Fine dining per uno: l’arte di vivere l’esperienza culinaria senza compagnia
Chi non ama la solitudine non ama neppure la libertà, perché si è liberi unicamente quando si è soli. (Arthur Schopenhauer)

Mi piace cenare da sola. Da sempre. Che sia dentro o fuori casa poco importa: non mi sento un calzino spaiato quando mangio da sola neppure in un ristorante stellato. Non una veloce pausa pranzo durante la lunga e noiosa giornata di lavoro in ufficio, per intenderci, ma ristoranti di fine dining con venti portate e dove la cena dura almeno due ore. So con certezza che in alcuni stellati quando ti vedono seduta da sola al tavolo, insieme al menù ti portano un QR code per scaricare quotidiani e riviste da leggere. Sono una mangiatrice solitaria e so di condividere questa mia virtù con tanti colleghi creativi (il tipo di lavoro, immagino, ci ha spinto ad avere nel tempo un disperato bisogno di solitudine e ad amarla, come si ama il caffè amaro appena svegli a prima mattina).

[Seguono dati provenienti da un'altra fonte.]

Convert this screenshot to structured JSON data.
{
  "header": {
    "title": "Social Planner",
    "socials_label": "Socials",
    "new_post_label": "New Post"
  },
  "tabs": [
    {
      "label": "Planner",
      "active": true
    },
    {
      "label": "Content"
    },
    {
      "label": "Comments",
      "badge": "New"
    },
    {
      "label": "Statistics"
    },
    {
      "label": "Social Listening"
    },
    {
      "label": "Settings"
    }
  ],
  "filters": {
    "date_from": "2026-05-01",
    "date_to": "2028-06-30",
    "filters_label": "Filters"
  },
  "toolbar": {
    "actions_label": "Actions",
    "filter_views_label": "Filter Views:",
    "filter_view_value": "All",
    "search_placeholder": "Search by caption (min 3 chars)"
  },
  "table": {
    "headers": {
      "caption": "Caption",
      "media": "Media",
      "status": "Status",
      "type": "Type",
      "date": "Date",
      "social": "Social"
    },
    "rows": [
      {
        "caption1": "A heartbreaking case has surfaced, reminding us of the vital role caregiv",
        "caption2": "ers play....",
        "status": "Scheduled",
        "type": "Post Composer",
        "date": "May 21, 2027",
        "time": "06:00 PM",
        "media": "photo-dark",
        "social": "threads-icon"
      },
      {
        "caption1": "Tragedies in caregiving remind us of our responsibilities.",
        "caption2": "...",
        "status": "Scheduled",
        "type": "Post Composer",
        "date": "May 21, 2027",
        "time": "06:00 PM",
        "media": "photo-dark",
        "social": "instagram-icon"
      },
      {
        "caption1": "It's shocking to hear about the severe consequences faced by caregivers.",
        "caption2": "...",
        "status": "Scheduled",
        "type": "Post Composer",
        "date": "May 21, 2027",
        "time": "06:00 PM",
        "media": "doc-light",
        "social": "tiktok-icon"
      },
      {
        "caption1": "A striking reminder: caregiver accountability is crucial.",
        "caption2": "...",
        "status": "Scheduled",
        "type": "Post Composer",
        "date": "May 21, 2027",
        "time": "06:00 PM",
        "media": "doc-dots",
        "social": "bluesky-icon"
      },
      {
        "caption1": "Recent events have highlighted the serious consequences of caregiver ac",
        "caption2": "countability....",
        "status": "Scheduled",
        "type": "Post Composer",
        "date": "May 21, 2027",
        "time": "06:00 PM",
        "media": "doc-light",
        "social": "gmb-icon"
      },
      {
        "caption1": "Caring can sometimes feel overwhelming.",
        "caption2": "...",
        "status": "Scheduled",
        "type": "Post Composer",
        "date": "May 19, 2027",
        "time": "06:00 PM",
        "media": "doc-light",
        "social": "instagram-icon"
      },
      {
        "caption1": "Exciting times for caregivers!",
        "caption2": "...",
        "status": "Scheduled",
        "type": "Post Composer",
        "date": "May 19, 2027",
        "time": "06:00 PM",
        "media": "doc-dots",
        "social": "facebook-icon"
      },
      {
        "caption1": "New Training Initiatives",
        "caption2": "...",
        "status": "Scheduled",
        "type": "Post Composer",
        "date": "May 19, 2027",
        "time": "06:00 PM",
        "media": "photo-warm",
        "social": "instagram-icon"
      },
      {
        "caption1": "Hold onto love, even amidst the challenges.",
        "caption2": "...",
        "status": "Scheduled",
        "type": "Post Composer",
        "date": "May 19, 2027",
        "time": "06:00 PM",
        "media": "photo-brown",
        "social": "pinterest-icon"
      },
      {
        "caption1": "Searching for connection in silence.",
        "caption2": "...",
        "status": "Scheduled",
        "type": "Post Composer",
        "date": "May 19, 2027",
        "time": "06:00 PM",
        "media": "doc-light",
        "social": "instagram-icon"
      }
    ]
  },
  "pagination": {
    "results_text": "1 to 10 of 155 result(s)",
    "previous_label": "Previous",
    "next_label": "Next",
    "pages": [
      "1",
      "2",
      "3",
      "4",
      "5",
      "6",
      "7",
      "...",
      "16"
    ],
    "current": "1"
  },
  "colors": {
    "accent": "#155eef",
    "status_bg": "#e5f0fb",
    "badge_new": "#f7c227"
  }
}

Certo ho le mie pretese e i miei vizi. Quando viaggio per lavoro e sono stanca morta, ceno sempre al ristorante dell’hotel e non prendo mai il room service.
Quello che ho notato, in tutte le mie mangiate solitarie in giro per ristoranti, è che il mangiatore solitario attira dannatamente l’attenzione. Sei circondato improvvisamente da un silenzio assordante. Giuro che c’è sempre un momento in cui tutti gli occhi della sala sono puntati solo ed esclusivamente su di te. E allora ti senti tragicamente solo. Sei l’intruso, il calzino spaiato. Una spia? Una sociopatica? O peggio ancora, il critico di qualche nota guida gastronomica? Immagino sempre le domande che frullano nella loro testa, osservando il loro sguardo sospettoso e indagatorio.

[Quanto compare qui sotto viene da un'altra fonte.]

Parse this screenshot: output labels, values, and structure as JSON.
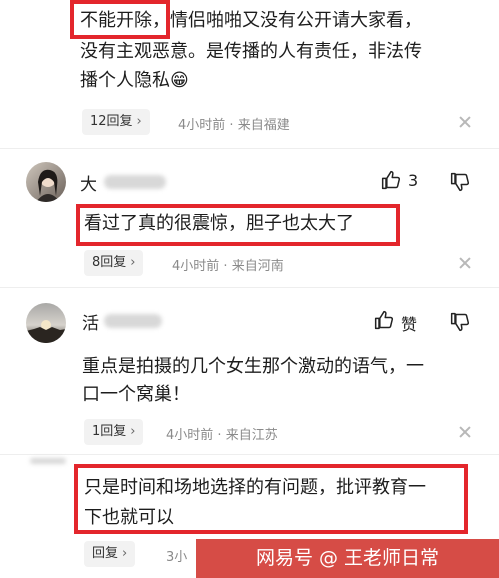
{
  "comments": [
    {
      "text_highlight": "不能开除",
      "text_rest": "，情侣啪啪又没有公开请大家看，",
      "text_line2": "没有主观恶意。是传播的人有责任，非法传",
      "text_line3": "播个人隐私",
      "emoji": "😁",
      "reply_label": "12回复",
      "time": "4小时前",
      "location": "来自福建"
    },
    {
      "username": "大",
      "like_count": "3",
      "text": "看过了真的很震惊，胆子也太大了",
      "reply_label": "8回复",
      "time": "4小时前",
      "location": "来自河南"
    },
    {
      "username": "活",
      "like_label": "赞",
      "text_line1": "重点是拍摄的几个女生那个激动的语气，一",
      "text_line2": "口一个窝巢！",
      "reply_label": "1回复",
      "time": "4小时前",
      "location": "来自江苏"
    },
    {
      "text_line1": "只是时间和场地选择的有问题，批评教育一",
      "text_line2": "下也就可以",
      "reply_label": "回复",
      "time_partial": "3小"
    }
  ],
  "watermark": "网易号 @ 王老师日常",
  "colors": {
    "highlight_red": "#e3262c",
    "watermark_bg": "#d64c46"
  },
  "icons": [
    "chevron-right-icon",
    "close-icon",
    "thumbs-up-icon",
    "thumbs-down-icon"
  ]
}
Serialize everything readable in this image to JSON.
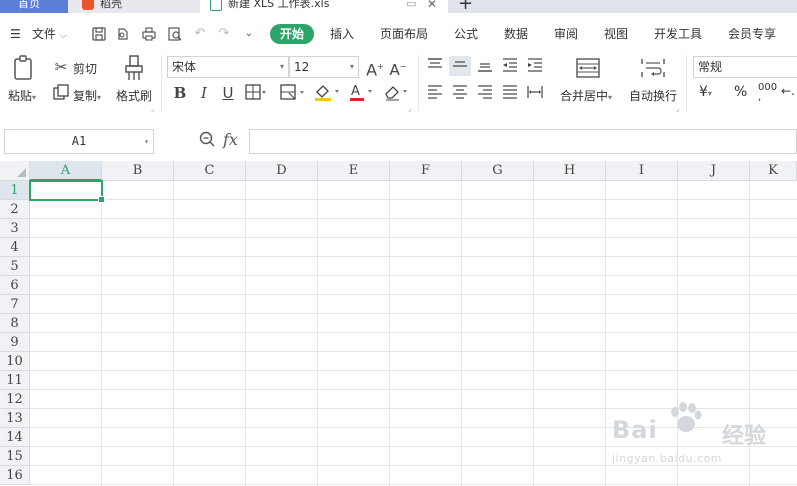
{
  "tabs": {
    "home": "首页",
    "daoke": "稻壳",
    "doc": "新建 XLS 工作表.xls",
    "add": "+"
  },
  "menubar": {
    "file": "文件",
    "start": "开始",
    "items": [
      "插入",
      "页面布局",
      "公式",
      "数据",
      "审阅",
      "视图",
      "开发工具",
      "会员专享"
    ]
  },
  "ribbon": {
    "paste": "粘贴",
    "cut": "剪切",
    "copy": "复制",
    "format_painter": "格式刷",
    "font_name": "宋体",
    "font_size": "12",
    "merge_center": "合并居中",
    "wrap_text": "自动换行",
    "number_format": "常规",
    "currency_symbol": "¥",
    "percent_symbol": "%",
    "thousands_symbol": "000"
  },
  "formula_bar": {
    "name_box": "A1",
    "fx": "fx",
    "value": ""
  },
  "grid": {
    "columns": [
      "A",
      "B",
      "C",
      "D",
      "E",
      "F",
      "G",
      "H",
      "I",
      "J",
      "K"
    ],
    "rows": [
      "1",
      "2",
      "3",
      "4",
      "5",
      "6",
      "7",
      "8",
      "9",
      "10",
      "11",
      "12",
      "13",
      "14",
      "15",
      "16"
    ],
    "active_cell": "A1"
  },
  "watermark": {
    "brand_left": "Bai",
    "brand_right": "经验",
    "url": "jingyan.baidu.com"
  },
  "colors": {
    "accent": "#2da46a",
    "tab_home": "#5b7fd6"
  }
}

Persino i camerieri ti guardano con fare sospetto. Alla fine hai occupato un tavolo doppio ma ordini per uno (un po’ come quando prenoti una camera doppia ad uso singolo ma senza sovraprezzo). Ho notato che i camerieri quando mangio da sola si sentono in dovere di interagire di più con me rispetto ai tavoli con due o più commensali. Come se sentissero su di loro il peso di un mio isolamento sociale, non pensando che la solitudine per me è una scelta, non un'imposizione.
Quando mangio da sola osservo anche con più attenzione le dinamiche della sala e specialmente quando c’è la cucina a vista.
Certo tra una portata e l’altra “spio” anche gli altri tavoli. Noto subito chi si sente palesemente a disagio, un pesce fuor d’acqua, e chi invece in uno stellato sguazza come un pesce in un acquario tropicale. Il mio momento preferito, però, è guardare la loro faccia quando arriva il conto più o meno salato, a seconda delle loro tasche.